They used 1/2" MDF as a main support piece, oriented in the flat. I was flabbergasted when I saw that. Also the screws for the spring mechanism fell out 1 by one because the wood was just wearing out. I replaced with 3/4" plywood and it's perfect now.

I would probably buy another one, but I would examine the under structure carefully to see if they still build them the same way.

Like I said other than that the rest of the chair is like new and still just as comfortable today as it was when new.

As far as fake leather, when I see one that doesn't eventually de-laminate I will let you know. The stuff is 100% garbage in my opinion. 
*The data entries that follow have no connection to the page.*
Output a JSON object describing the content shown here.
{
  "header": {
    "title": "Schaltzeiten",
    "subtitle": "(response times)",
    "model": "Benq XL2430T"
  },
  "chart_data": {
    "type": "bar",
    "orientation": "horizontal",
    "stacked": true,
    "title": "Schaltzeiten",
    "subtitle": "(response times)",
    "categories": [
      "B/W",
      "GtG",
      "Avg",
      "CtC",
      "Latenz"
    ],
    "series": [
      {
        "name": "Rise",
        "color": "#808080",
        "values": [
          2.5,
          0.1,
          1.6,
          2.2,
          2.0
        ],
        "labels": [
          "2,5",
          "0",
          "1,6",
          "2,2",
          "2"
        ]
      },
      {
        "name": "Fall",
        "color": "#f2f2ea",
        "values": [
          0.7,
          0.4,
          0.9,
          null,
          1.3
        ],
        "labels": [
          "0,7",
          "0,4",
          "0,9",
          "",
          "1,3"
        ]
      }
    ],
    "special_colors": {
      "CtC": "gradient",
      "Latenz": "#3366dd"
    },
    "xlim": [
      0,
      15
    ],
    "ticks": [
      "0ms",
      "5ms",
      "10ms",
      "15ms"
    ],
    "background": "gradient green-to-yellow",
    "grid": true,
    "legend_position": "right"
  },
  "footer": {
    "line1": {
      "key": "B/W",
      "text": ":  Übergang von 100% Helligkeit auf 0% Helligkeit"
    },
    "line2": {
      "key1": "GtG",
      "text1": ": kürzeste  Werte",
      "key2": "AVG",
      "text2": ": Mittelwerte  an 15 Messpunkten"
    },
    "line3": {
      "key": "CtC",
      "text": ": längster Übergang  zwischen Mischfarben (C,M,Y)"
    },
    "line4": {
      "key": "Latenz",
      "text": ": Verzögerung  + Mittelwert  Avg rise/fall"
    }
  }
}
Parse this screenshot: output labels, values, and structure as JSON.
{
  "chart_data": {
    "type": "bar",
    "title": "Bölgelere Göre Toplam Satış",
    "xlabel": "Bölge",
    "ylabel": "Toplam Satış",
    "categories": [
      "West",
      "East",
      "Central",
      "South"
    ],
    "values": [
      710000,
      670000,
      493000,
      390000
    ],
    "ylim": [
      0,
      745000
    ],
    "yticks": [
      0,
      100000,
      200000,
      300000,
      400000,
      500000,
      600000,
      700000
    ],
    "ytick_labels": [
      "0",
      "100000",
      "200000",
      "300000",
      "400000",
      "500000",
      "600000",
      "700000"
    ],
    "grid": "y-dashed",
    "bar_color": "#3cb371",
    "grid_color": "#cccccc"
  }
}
Furniture these days is all terrible to me. My parents had a La Z Boy recliner that eventually went to my uncle was at least 35 years old when he got rid of it, wasn't worn out just out of style. My first sofa was from my grandparents green and gold stripes from the 60's I gave it to someone else when I bought new. They are still loving the old one and my new one is now in the dump, lasted 6 years.


----------



## 78Vette (Nov 25, 2009)

We bought a dual recliner in 2004 and it's been as good as one can expect these days. It was made here in Ontario CAN and was a major factor in our decision. Since then, they closed it and moved over to China. 
The black little plastic rollers that run in the channel underneath all broke last year, causing the metal channel itself to wear badly from metal to metal contact. All the parts needed where given to me and i installed it myself. (Would have got charged for the service call). Fabric is good and as long as i get free parts, i'll keep it and will buy LB again.


----------



## SPS-1 (Oct 21, 2008)

If you are buying leather, make sure it is "genuine leather", and not "bonded leather".

Genuine leather will last 20-30 years. Bonded leather -- you may have to divide that number by 10.

Of course, genuine leather costs a lot more than bonded, so if you are getting a great deal, there could be a good reason why that recliner is so much less than the others.


----------